ECLI:NL:RBSGR:2000:AA8279
Rechtbank 's-Gravenhage
- Voorlopige voorziening+bodemzaak
- A.C.J. van Dooijeweert
- C.W. Rang
- A.H. Schotman
- Rechtspraak.nl
Toelating als vluchteling en vergunning tot verblijf van een Srilankaanse vreemdeling
In deze zaak gaat het om de aanvraag van eiser, een Srilankaanse vreemdeling, om toelating als vluchteling en om verlening van een vergunning tot verblijf. Eiser verblijft sinds 7 april 1994 in Nederland en heeft op die datum een aanvraag ingediend voor vluchtelingenstatus en een vergunning tot verblijf om humanitaire redenen. De aanvragen zijn in eerste instantie afgewezen op 24 oktober 1994. Eiser heeft bezwaar gemaakt, maar zijn verzoek om verlenging van de vergunning tot verblijf werd op 5 januari 1998 afgewezen. Eiser heeft hiertegen beroep ingesteld, maar de rechtbank heeft op 7 januari 1999 het bezwaar ongegrond verklaard. Eiser heeft vervolgens beroep ingesteld bij de rechtbank, waarbij hij stelt dat hij in aanmerking komt voor toelating als vluchteling, subsidiair voor een vergunning tot verblijf en meer subsidiair voor een voorwaardelijke vergunning tot verblijf.
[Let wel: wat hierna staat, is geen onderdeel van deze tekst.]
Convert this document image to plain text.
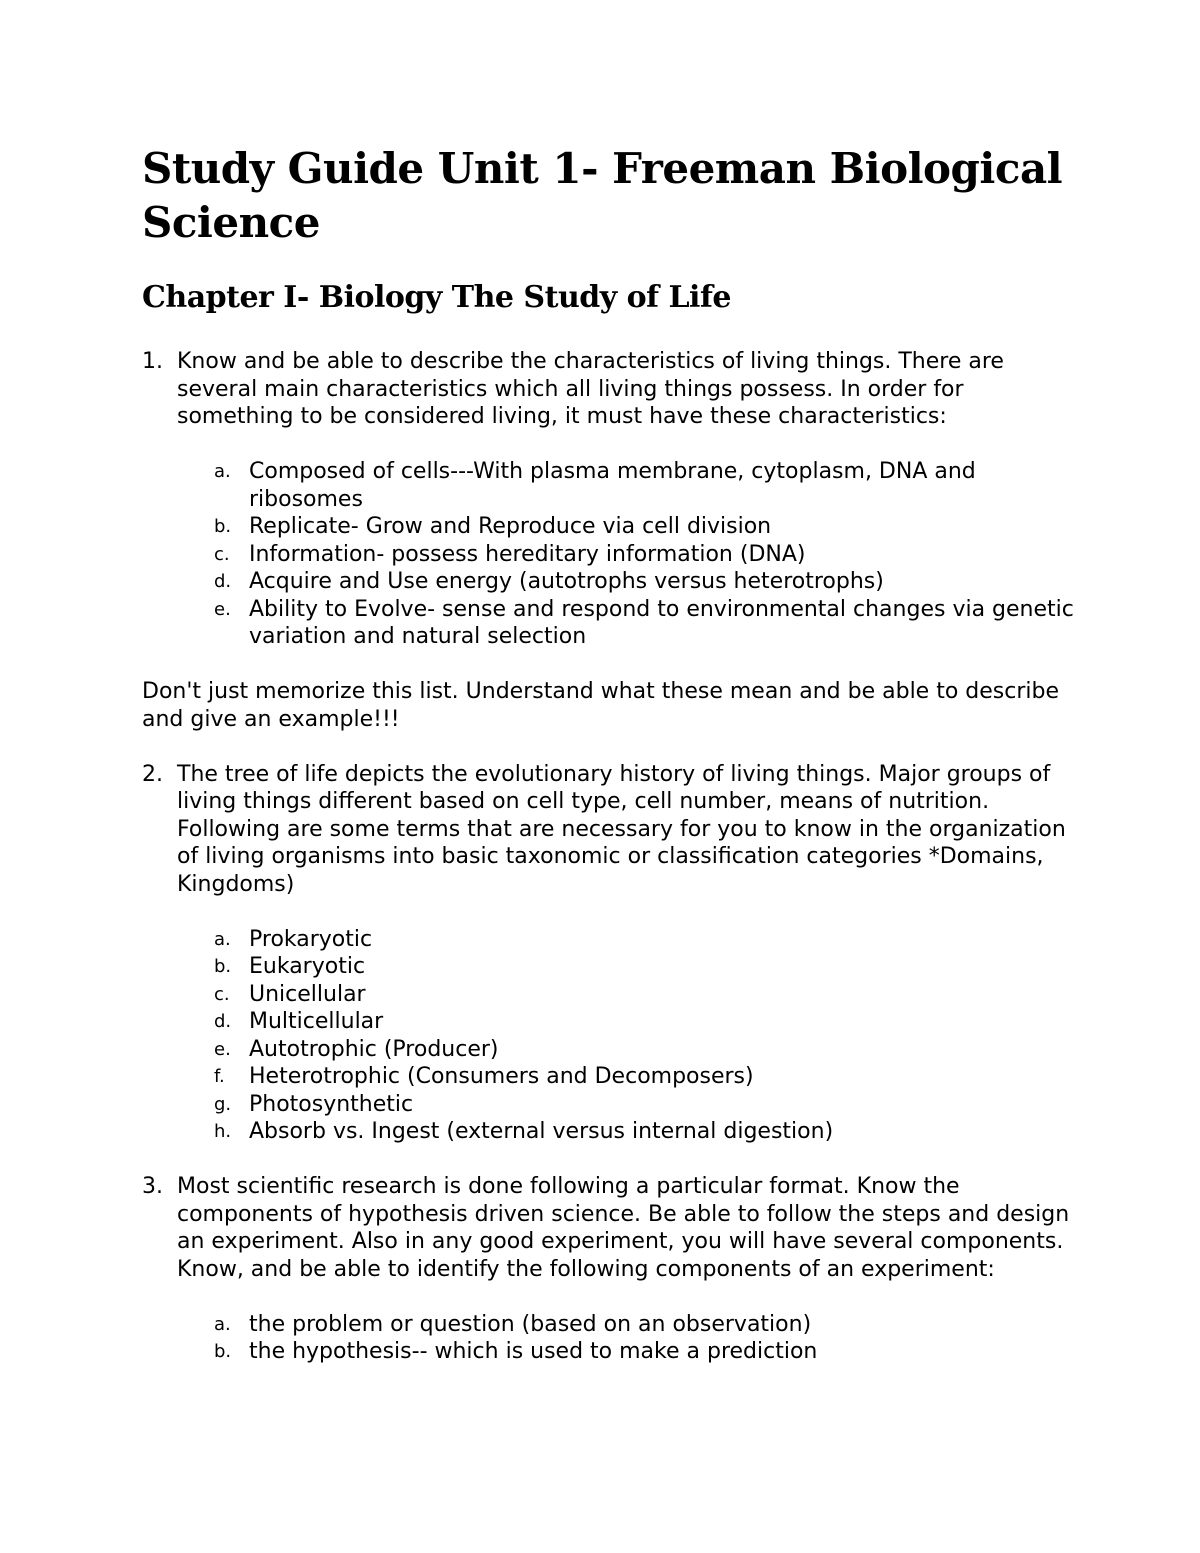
Study Guide Unit 1- Freeman Biological Science
Chapter I- Biology The Study of Life
1. Know and be able to describe the characteristics of living things. There are several main characteristics which all living things possess. In order for something to be considered living, it must have these characteristics:
a. Composed of cells---With plasma membrane, cytoplasm, DNA and ribosomes
b. Replicate- Grow and Reproduce via cell division
c. Information- possess hereditary information (DNA)
d. Acquire and Use energy (autotrophs versus heterotrophs)
e. Ability to Evolve- sense and respond to environmental changes via genetic variation and natural selection

Don't just memorize this list. Understand what these mean and be able to describe and give an example!!!

2. The tree of life depicts the evolutionary history of living things. Major groups of living things different based on cell type, cell number, means of nutrition. Following are some terms that are necessary for you to know in the organization of living organisms into basic taxonomic or classification categories *Domains, Kingdoms)
a. Prokaryotic
b. Eukaryotic
c. Unicellular
d. Multicellular
e. Autotrophic (Producer)
f.	Heterotrophic (Consumers and Decomposers)
g. Photosynthetic
h. Absorb vs. Ingest (external versus internal digestion)
3. Most scientific research is done following a particular format. Know the components of hypothesis driven science. Be able to follow the steps and design an experiment. Also in any good experiment, you will have several components. Know, and be able to identify the following components of an experiment:
a. the problem or question (based on an observation)
b. the hypothesis-- which is used to make a prediction
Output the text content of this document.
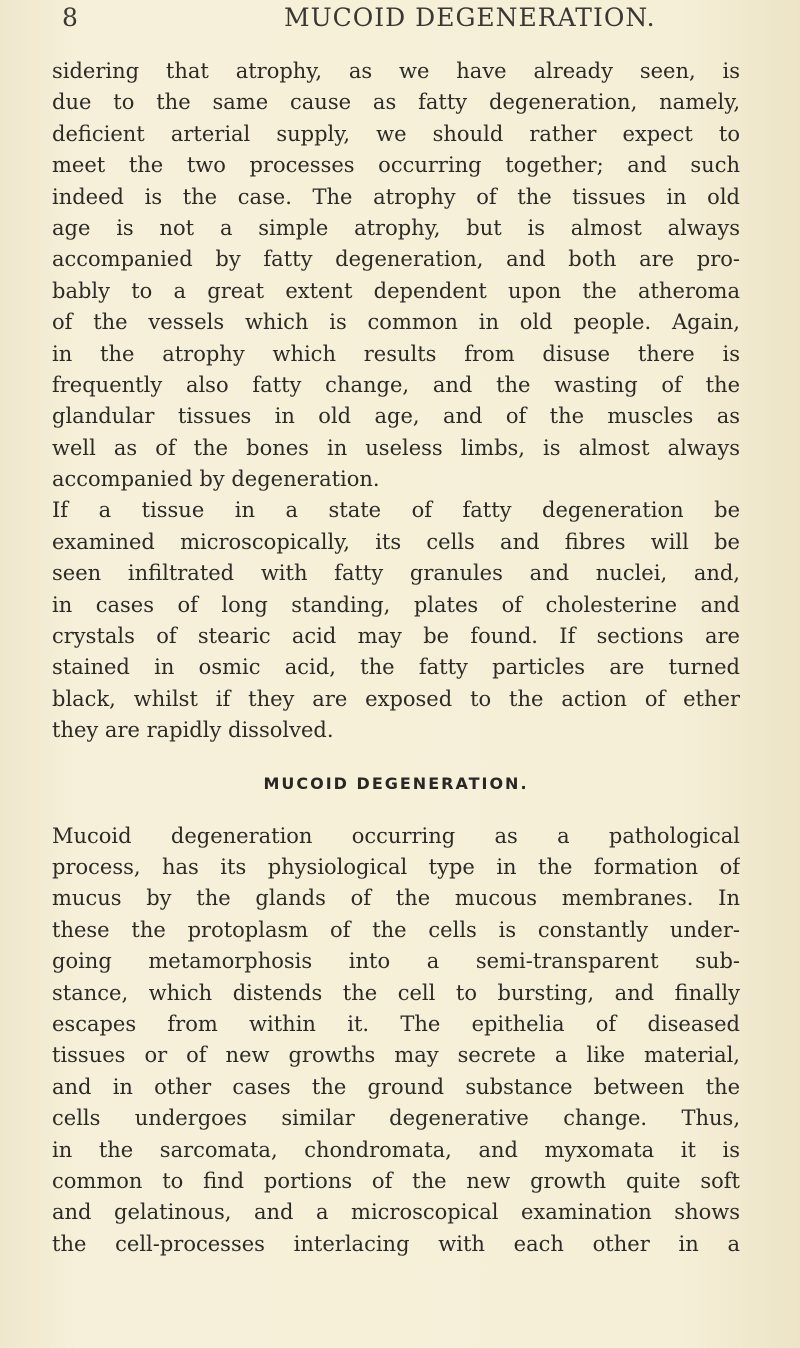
8	MUCOID DEGENERATION.
sidering that atrophy, as we have already seen, is
due to the same cause as fatty degeneration, namely,
deficient arterial supply, we should rather expect to
meet the two processes occurring together; and such
indeed is the case. The atrophy of the tissues in old
age is not a simple atrophy, but is almost always
accompanied by fatty degeneration, and both are pro-
bably to a great extent dependent upon the atheroma
of the vessels which is common in old people. Again,
in the atrophy which results from disuse there is
frequently also fatty change, and the wasting of the
glandular tissues in old age, and of the muscles as
well as of the bones in useless limbs, is almost always
accompanied by degeneration.
If a tissue in a state of fatty degeneration be
examined microscopically, its cells and fibres will be
seen infiltrated with fatty granules and nuclei, and,
in cases of long standing, plates of cholesterine and
crystals of stearic acid may be found. If sections are
stained in osmic acid, the fatty particles are turned
black, whilst if they are exposed to the action of ether
they are rapidly dissolved.
MUCOID DEGENERATION.
Mucoid degeneration occurring as a pathological
process, has its physiological type in the formation of
mucus by the glands of the mucous membranes. In
these the protoplasm of the cells is constantly under-
going metamorphosis into a semi-transparent sub-
stance, which distends the cell to bursting, and finally
escapes from within it. The epithelia of diseased
tissues or of new growths may secrete a like material,
and in other cases the ground substance between the
cells undergoes similar degenerative change. Thus,
in the sarcomata, chondromata, and myxomata it is
common to find portions of the new growth quite soft
and gelatinous, and a microscopical examination shows
the cell-processes interlacing with each other in a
De rechtbank heeft de zaak behandeld en op 1 november 2000 uitspraak gedaan. De rechtbank oordeelt dat eiser niet aannemelijk heeft gemaakt dat hij vluchteling is en dat hij niet in aanmerking komt voor een vergunning tot verblijf. De rechtbank overweegt dat de relevante tijd voor het driejarenbeleid niet wordt opgebouwd tijdens de periode dat eiser in het bezit was van een voorwaardelijke vergunning tot verblijf. Eiser heeft aangevoerd dat hij in Sri Lanka gegronde reden heeft te vrezen voor vervolging, maar de rechtbank concludeert dat de motivering van verweerder om de aanvragen af te wijzen terecht is. De rechtbank verklaart het beroep van eiser ongegrond, waarmee het bestreden besluit in stand blijft.